Pakistan Stocks - APP

Pakistan stock market loses 3,500 points as Middle East tensions rattle investors

Stock & Commodity

KSE-100 Index declines 2% in a week amid geopolitical uncertainty and rising inflation

KARACHI, June 6, 2026 — The Pakistan stock market recorded a sharp weekly decline of nearly 3,500 points as escalating geopolitical concerns in the Middle East and rising domestic inflation dampened investor sentiment.

The benchmark KSE-100 Index of the Pakistan Stock Exchange (PSX) closed at 170,479 points during the week ended June 5, 2026, down 3,484 points, or 2%, from the previous week, according to a market report released by Arif Habib Limited.

Middle East Crisis Pressures Investor Confidence

Analysts attributed the decline in the Pakistan stock market primarily to uncertainty surrounding ongoing negotiations between the United States and Iran. The absence of any significant progress in diplomatic talks continued to weigh on global risk appetite and prompted cautious trading activity on the local bourse.
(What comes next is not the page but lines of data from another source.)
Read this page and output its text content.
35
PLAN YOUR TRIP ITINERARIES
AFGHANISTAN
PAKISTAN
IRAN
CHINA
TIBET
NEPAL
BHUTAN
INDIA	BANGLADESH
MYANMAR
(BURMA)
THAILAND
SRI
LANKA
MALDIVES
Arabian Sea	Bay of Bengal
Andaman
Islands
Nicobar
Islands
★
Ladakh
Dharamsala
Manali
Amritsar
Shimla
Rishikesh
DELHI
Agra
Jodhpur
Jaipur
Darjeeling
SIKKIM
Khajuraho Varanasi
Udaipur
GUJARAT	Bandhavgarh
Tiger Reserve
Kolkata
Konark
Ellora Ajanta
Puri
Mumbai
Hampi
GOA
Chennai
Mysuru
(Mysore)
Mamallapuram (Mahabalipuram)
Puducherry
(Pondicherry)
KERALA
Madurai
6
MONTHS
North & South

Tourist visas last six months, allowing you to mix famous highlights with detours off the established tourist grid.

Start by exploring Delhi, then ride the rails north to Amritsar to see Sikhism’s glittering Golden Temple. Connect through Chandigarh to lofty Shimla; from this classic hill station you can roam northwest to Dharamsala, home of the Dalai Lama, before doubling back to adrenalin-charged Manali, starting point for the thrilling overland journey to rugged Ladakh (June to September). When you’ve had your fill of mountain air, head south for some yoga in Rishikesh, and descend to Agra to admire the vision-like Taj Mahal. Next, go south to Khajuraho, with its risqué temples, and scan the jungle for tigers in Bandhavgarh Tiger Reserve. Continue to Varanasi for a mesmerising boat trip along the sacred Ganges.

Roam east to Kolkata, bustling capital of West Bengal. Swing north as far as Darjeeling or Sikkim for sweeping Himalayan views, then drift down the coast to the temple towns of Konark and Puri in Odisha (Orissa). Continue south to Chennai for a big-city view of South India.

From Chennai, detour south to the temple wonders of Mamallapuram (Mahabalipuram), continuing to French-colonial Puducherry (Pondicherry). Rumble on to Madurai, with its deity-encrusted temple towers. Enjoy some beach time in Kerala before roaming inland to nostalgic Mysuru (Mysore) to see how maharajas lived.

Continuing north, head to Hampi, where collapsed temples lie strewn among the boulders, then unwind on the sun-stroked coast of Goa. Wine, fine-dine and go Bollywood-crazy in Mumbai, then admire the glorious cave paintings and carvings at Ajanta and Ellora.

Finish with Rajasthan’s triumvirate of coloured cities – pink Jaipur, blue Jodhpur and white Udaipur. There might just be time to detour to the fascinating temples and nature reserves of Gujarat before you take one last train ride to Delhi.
Market participants remained reluctant to take fresh positions as concerns over potential regional instability overshadowed otherwise supportive economic indicators.
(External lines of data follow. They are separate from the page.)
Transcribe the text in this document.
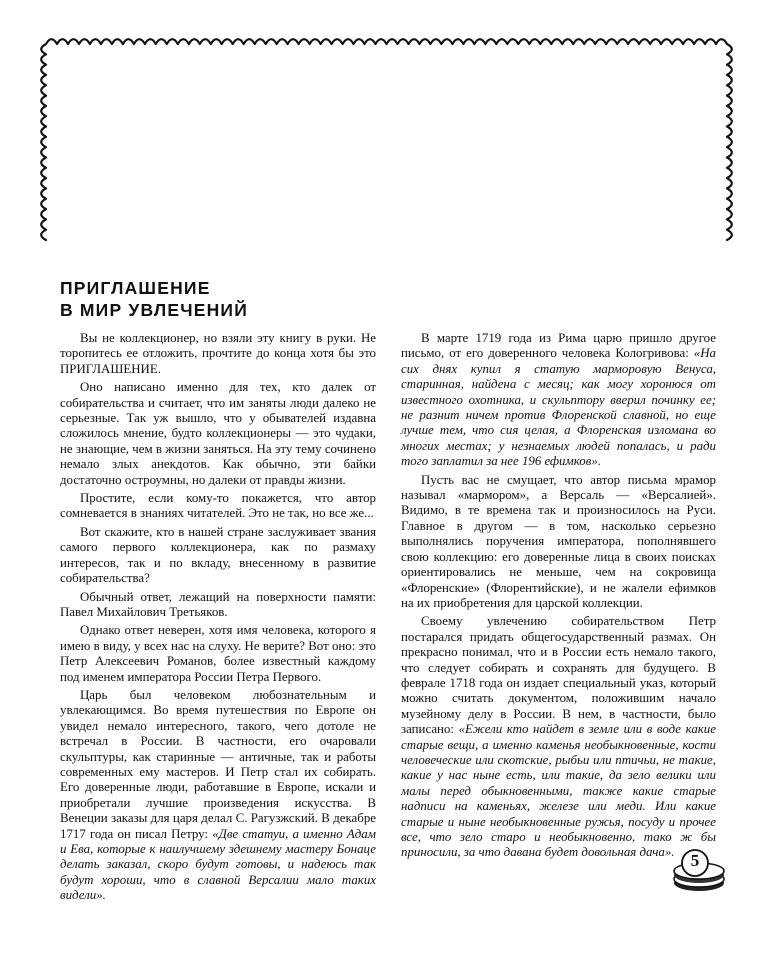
ПРИГЛАШЕНИЕ
В МИР УВЛЕЧЕНИЙ

Вы не коллекционер, но взяли эту книгу в руки. Не торопитесь ее отложить, прочтите до конца хотя бы это ПРИГЛАШЕНИЕ.

Оно написано именно для тех, кто далек от собирательства и считает, что им заняты люди далеко не серьезные. Так уж вышло, что у обывателей издавна сложилось мнение, будто коллекционеры — это чудаки, не знающие, чем в жизни заняться. На эту тему сочинено немало злых анекдотов. Как обычно, эти байки достаточно остроумны, но далеки от правды жизни.

Простите, если кому-то покажется, что автор сомневается в знаниях читателей. Это не так, но все же...

Вот скажите, кто в нашей стране заслуживает звания самого первого коллекционера, как по размаху интересов, так и по вкладу, внесенному в развитие собирательства?

Обычный ответ, лежащий на поверхности памяти: Павел Михайлович Третьяков.

Однако ответ неверен, хотя имя человека, которого я имею в виду, у всех нас на слуху. Не верите? Вот оно: это Петр Алексеевич Романов, более известный каждому под именем императора России Петра Первого.

Царь был человеком любознательным и увлекающимся. Во время путешествия по Европе он увидел немало интересного, такого, чего дотоле не встречал в России. В частности, его очаровали скульптуры, как старинные — античные, так и работы современных ему мастеров. И Петр стал их собирать. Его доверенные люди, работавшие в Европе, искали и приобретали лучшие произведения искусства. В Венеции заказы для царя делал С. Рагузжский. В декабре 1717 года он писал Петру: «Две статуи, а именно Адам и Ева, которые к наилучшему здешнему мастеру Бонаце делать заказал, скоро будут готовы, и надеюсь так будут хороши, что в славной Версалии мало таких видели».

В марте 1719 года из Рима царю пришло другое письмо, от его доверенного человека Кологривова: «На сих днях купил я статую марморовую Венуса, старинная, найдена с месяц; как могу хоронюся от известного охотника, и скульптору вверил починку ее; не разнит ничем против Флоренской славной, но еще лучше тем, что сия целая, а Флоренская изломана во многих местах; у незнаемых людей попалась, и ради того заплатил за нее 196 ефимков».

Пусть вас не смущает, что автор письма мрамор называл «мармором», а Версаль — «Версалией». Видимо, в те времена так и произносилось на Руси. Главное в другом — в том, насколько серьезно выполнялись поручения императора, пополнявшего свою коллекцию: его доверенные лица в своих поисках ориентировались не меньше, чем на сокровища «Флоренские» (Флорентийские), и не жалели ефимков на их приобретения для царской коллекции.

Своему увлечению собирательством Петр постарался придать общегосударственный размах. Он прекрасно понимал, что и в России есть немало такого, что следует собирать и сохранять для будущего. В феврале 1718 года он издает специальный указ, который можно считать документом, положившим начало музейному делу в России. В нем, в частности, было записано: «Ежели кто найдет в земле или в воде какие старые вещи, а именно каменья необыкновенные, кости человеческие или скотские, рыбьи или птичьи, не такие, какие у нас ныне есть, или такие, да зело велики или малы перед обыкновенными, также какие старые надписи на каменьях, железе или меди. Или какие старые и ныне необыкновенные ружья, посуду и прочее все, что зело старо и необыкновенно, тако ж бы приносили, за что давана будет довольная дача». 5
Inflation Climbs to Two-Year High

Adding to investor concerns, Pakistan’s Consumer Price Index (CPI) rose to 11.7% year-on-year in May 2026, up from 10.9% in April.

The latest inflation reading marked the highest level since June 2024, fuelling speculation about the future direction of monetary policy and increasing uncertainty over the country’s economic outlook.

Higher inflation is generally viewed as negative for equities as it can increase borrowing costs and reduce corporate profitability.

Mixed Trends Across Agriculture and Energy Sectors

The agriculture sector showed mixed performance during the month. Provisional urea offtake fell 3% year-on-year to 463,000 tonnes in May, although cumulative sales during the first five months of 2026 increased 8%.

Meanwhile, diammonium phosphate (DAP) sales dropped 38% from a year earlier as elevated prices affected demand.

In the energy sector, refinery uplift declined 7% year-on-year, while oil marketing companies reported a 23% drop in sales volumes during May.

Despite weaker sales, Pakistan’s oil reserves increased 6% year-on-year to 253 million barrels, supported by new discoveries and higher production from existing fields. Natural gas reserves also rose 4% to 18,854 billion cubic feet.

Trade Deficit Narrows Amid Lower Imports

Pakistan recorded a trade deficit of $2.6 billion in May 2026.

Exports rose 1.3% year-on-year to $2.7 billion, while imports declined 6.6% to $5.3 billion, helping narrow the external gap.

The State Bank of Pakistan’s foreign exchange reserves also improved slightly to $17.2 billion, providing import cover of approximately 2.76 months.

Market Outlook Remains Uncertain

Analysts expect the Pakistan stock market to remain range-bound in the near term as investors await the federal budget and further clarity on key economic policies.

Any positive development in US-Iran negotiations could improve sentiment and support a market recovery, they said.

Despite recent volatility, the KSE-100 Index is currently trading at a price-to-earnings ratio of 7.9 times and offers a dividend yield of around 6.4%, factors that may continue to attract long-term investors seeking value opportunities in the Pakistan stock market.